5 responses to “For the Veterans”

  1. Chuck Shaw says:

    Your letter hits hard to the bone. Many Vets never make that transition, for whatever reason they get dropped through the cracks or just cant adjust and don’t want to bother asking for help, a mean real help, not the ‘Brother can you spare a buck’ kind of help.
    Many of us are fortunate enough to have family that is there for us. They could be Vets or just a relative who will listen when you need to off-load.
    We hear ‘Thank you for your service’ so many times I wonder if the phrase is just that, does that civilian really know what military members go through, have to put up with, and the true sacrifices we and our family make?
    I’ve spent over 21 years on active duty and am truly honored to have served as well as thankful for those who served and are still serving.
    Just an old retired Navy Master Chief saying THANK YOU!

  2. sam carnibucci says:

    Mr. Forrest Cooper-

    Thank you for the editorial. Really hits home. Trying to explain this concept is……difficult.

    Semper Fi

    • Seabee61 says:

      Mr. Shaw, I see your comment about the phrase “thank you for your service” wondering if it is just a common phrase or heartfelt. Maybe I am a lucky one in that everytime someone says that to me I look at their eyes and I see gratitude and thankfulness whether at work or just out and about. My employer implemented a free PTO day for Veterans on Veterans Day. My employer did not serve in the military but has great respect for those who served and the families of those who made the ultimate sacrifice. Know any employers who do that that are not a government entity? I do hear government or USPS employees who view this day as just another of the many holidays they get and not about thanks or understanding the meaning of this day. I hope for all our sakes when someone does say “Thank you for your service” they truly mean it.


  3. David Kuta says:

    Mr. Cooper, I highly appreciate this editorial on what a majority of veterans encounter on a daily basis and it explains very well, the mindsets we all have to battle with sometimes. I spent over 28 yrs with the Army in a variety of roles and even when you are trying to adapt to the new civilian role it becomes quite the loss of purpose you describe so well.

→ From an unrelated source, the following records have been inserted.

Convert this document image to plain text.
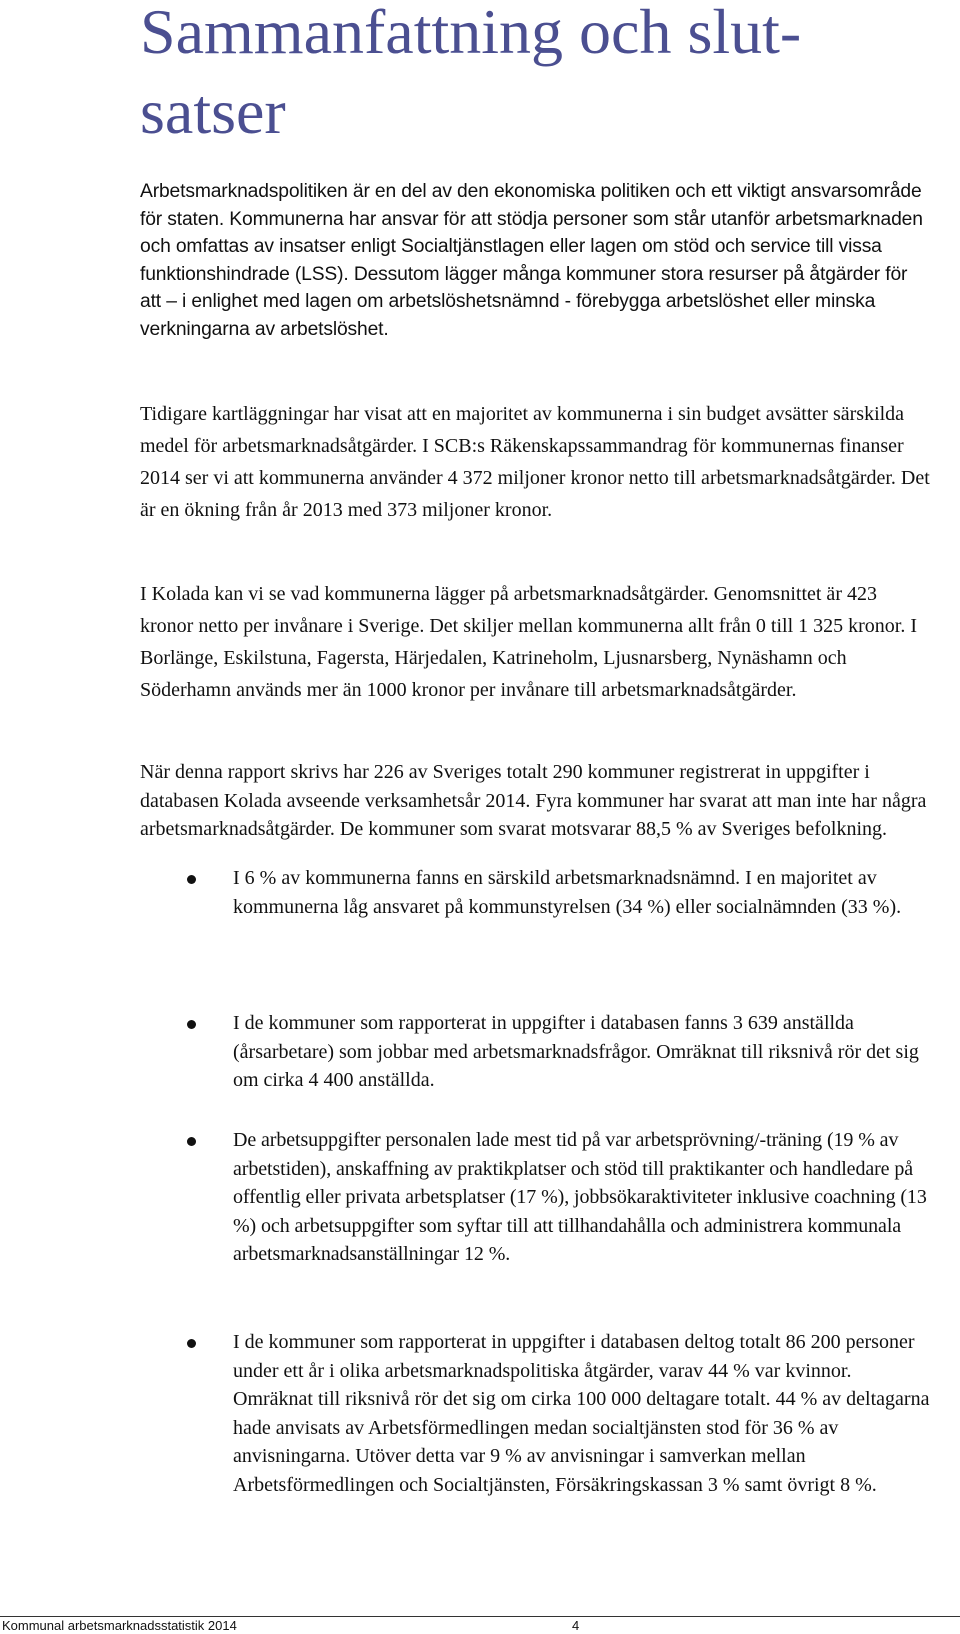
Sammanfattning och slut-satser

Arbetsmarknadspolitiken är en del av den ekonomiska politiken och ett viktigt ansvarsområde för staten. Kommunerna har ansvar för att stödja personer som står utanför arbetsmarknaden och omfattas av insatser enligt Socialtjänstlagen eller lagen om stöd och service till vissa funktionshindrade (LSS). Dessutom lägger många kommuner stora resurser på åtgärder för att – i enlighet med lagen om arbetslöshetsnämnd - förebygga arbetslöshet eller minska verkningarna av arbetslöshet.

Tidigare kartläggningar har visat att en majoritet av kommunerna i sin budget avsätter särskilda medel för arbetsmarknadsåtgärder. I SCB:s Räkenskapssammandrag för kommunernas finanser 2014 ser vi att kommunerna använder 4 372 miljoner kronor netto till arbetsmarknadsåtgärder. Det är en ökning från år 2013 med 373 miljoner kronor.

I Kolada kan vi se vad kommunerna lägger på arbetsmarknadsåtgärder. Genomsnittet är 423 kronor netto per invånare i Sverige. Det skiljer mellan kommunerna allt från 0 till 1 325 kronor. I Borlänge, Eskilstuna, Fagersta, Härjedalen, Katrineholm, Ljusnarsberg, Nynäshamn och Söderhamn används mer än 1000 kronor per invånare till arbetsmarknadsåtgärder.

När denna rapport skrivs har 226 av Sveriges totalt 290 kommuner registrerat in uppgifter i databasen Kolada avseende verksamhetsår 2014. Fyra kommuner har svarat att man inte har några arbetsmarknadsåtgärder. De kommuner som svarat motsvarar 88,5 % av Sveriges befolkning.

I 6 % av kommunerna fanns en särskild arbetsmarknadsnämnd. I en majoritet av kommunerna låg ansvaret på kommunstyrelsen (34 %) eller socialnämnden (33 %).

I de kommuner som rapporterat in uppgifter i databasen fanns 3 639 anställda (årsarbetare) som jobbar med arbetsmarknadsfrågor. Omräknat till riksnivå rör det sig om cirka 4 400 anställda.

De arbetsuppgifter personalen lade mest tid på var arbetsprövning/-träning (19 % av arbetstiden), anskaffning av praktikplatser och stöd till praktikanter och handledare på offentlig eller privata arbetsplatser (17 %), jobbsökaraktiviteter inklusive coachning (13 %) och arbetsuppgifter som syftar till att tillhandahålla och administrera kommunala arbetsmarknadsanställningar 12 %.

I de kommuner som rapporterat in uppgifter i databasen deltog totalt 86 200 personer under ett år i olika arbetsmarknadspolitiska åtgärder, varav 44 % var kvinnor. Omräknat till riksnivå rör det sig om cirka 100 000 deltagare totalt. 44 % av deltagarna hade anvisats av Arbetsförmedlingen medan socialtjänsten stod för 36 % av anvisningarna. Utöver detta var 9 % av anvisningar i samverkan mellan Arbetsförmedlingen och Socialtjänsten, Försäkringskassan 3 % samt övrigt 8 %.

Kommunal arbetsmarknadsstatistik 2014	4
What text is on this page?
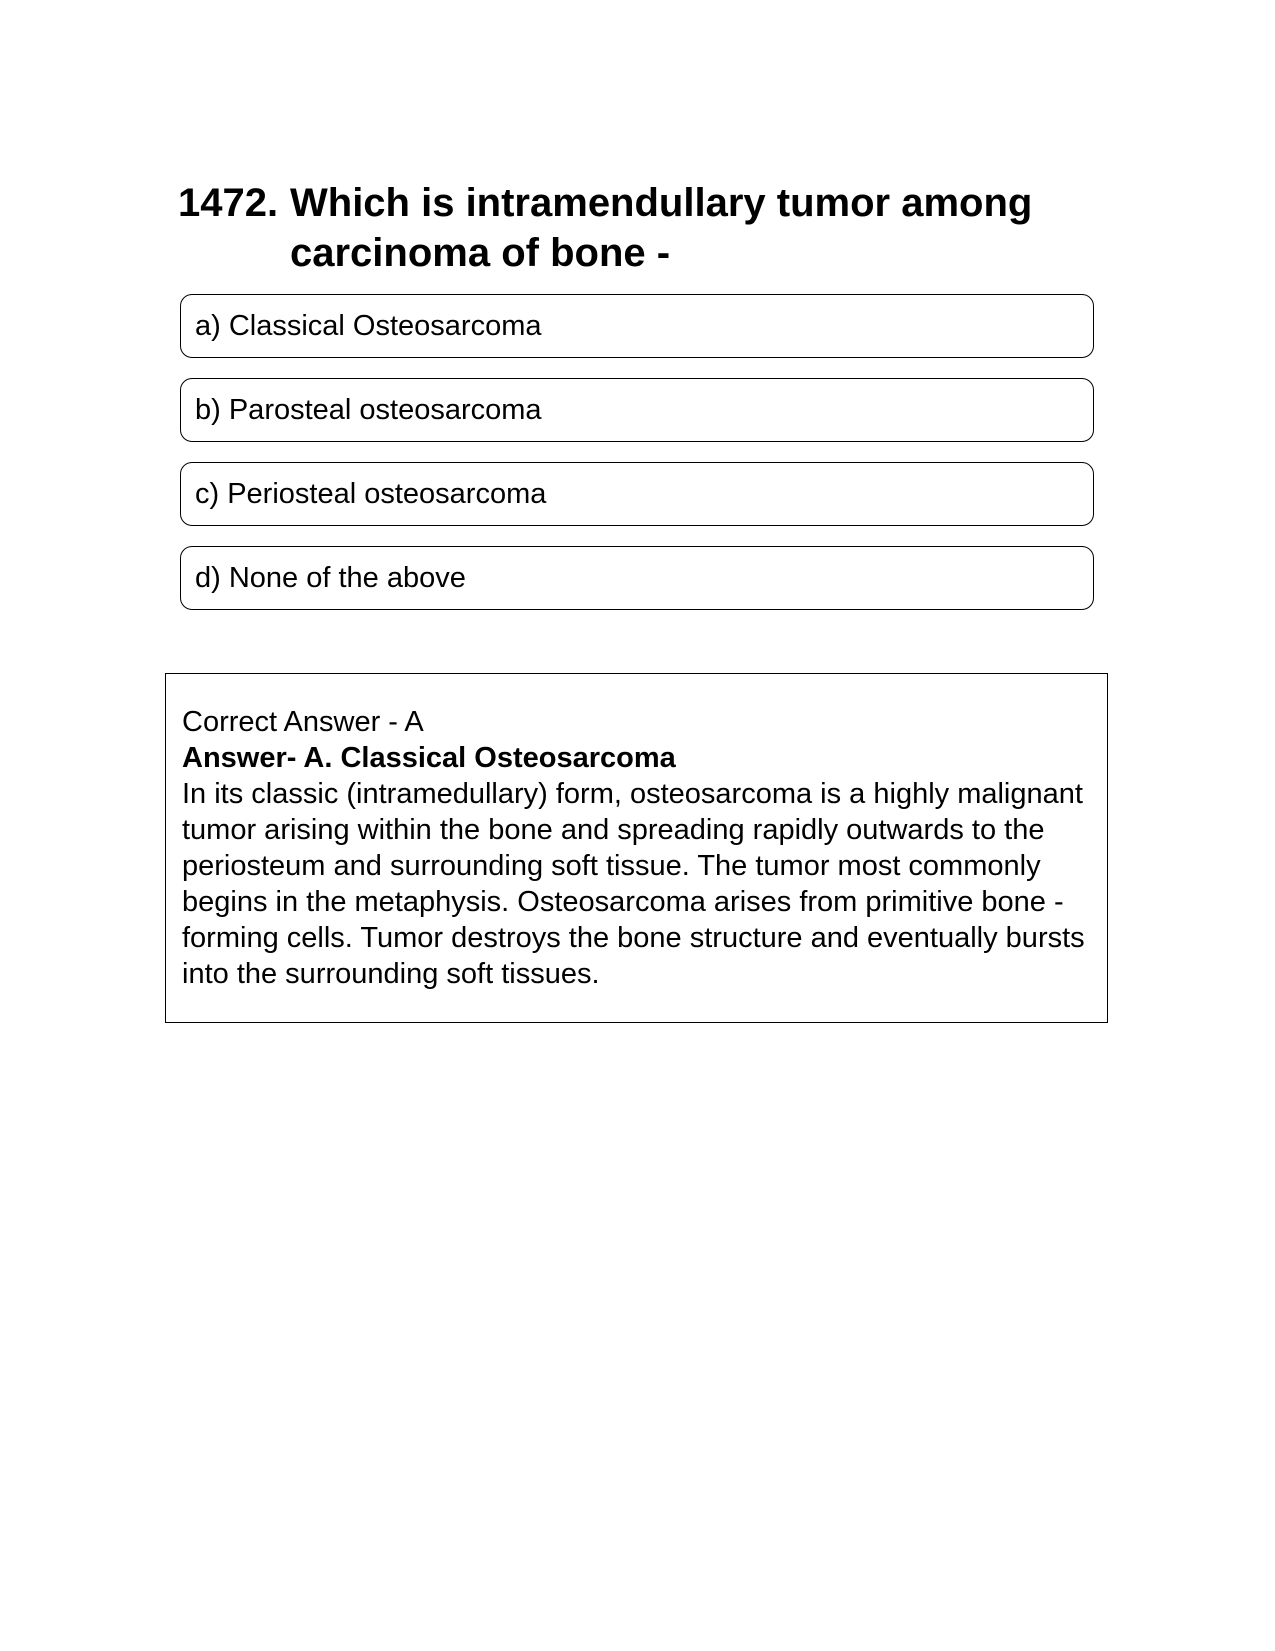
1472. Which is intramendullary tumor among carcinoma of bone -
a) Classical Osteosarcoma
b) Parosteal osteosarcoma
c) Periosteal osteosarcoma
d) None of the above
Correct Answer - A
Answer- A. Classical Osteosarcoma
In its classic (intramedullary) form, osteosarcoma is a highly malignant tumor arising within the bone and spreading rapidly outwards to the periosteum and surrounding soft tissue. The tumor most commonly begins in the metaphysis. Osteosarcoma arises from primitive bone - forming cells. Tumor destroys the bone structure and eventually bursts into the surrounding soft tissues.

I thank you for this letter and I intend to use it to help me reach out to our comrades as a CDR of a VFW post that exists by my command to help our comrades find some purpose and a home among the forest!

  4. Kevin says:

    This is true I think for all veterans no matter what generation soldier you happen to be from. I know that when I was discharged the civilian world was, definitely for the first two years, a big adjustment. Nothing seemed exciting, nothing gave me that same adrenaline rush, that “aliveness”- if that makes any sense. Civilian jobs didn’t give me that same feeling of being alive. Civilian problems seemed unimportant, petty, stupid, after what I experienced in the military. They had no clue about what it was like to have real problems of the life or death kind. Civilians lacked discipline and I had a hard time adjusting to that after having my orders obeyed without argument (most times anyways). In a nutshell, I no longer knew who I was. I lost my identity. And it took a long time to figure it out. I still feel at times that I no longer belong or fit in this new life after being in the military. I probably miss the camaraderie most of all. I often feel alone. I could go on but yeah, I can definitely relate to what you wrote. It’s nice to know that someone out there understands. Maybe I’m not so alone after all.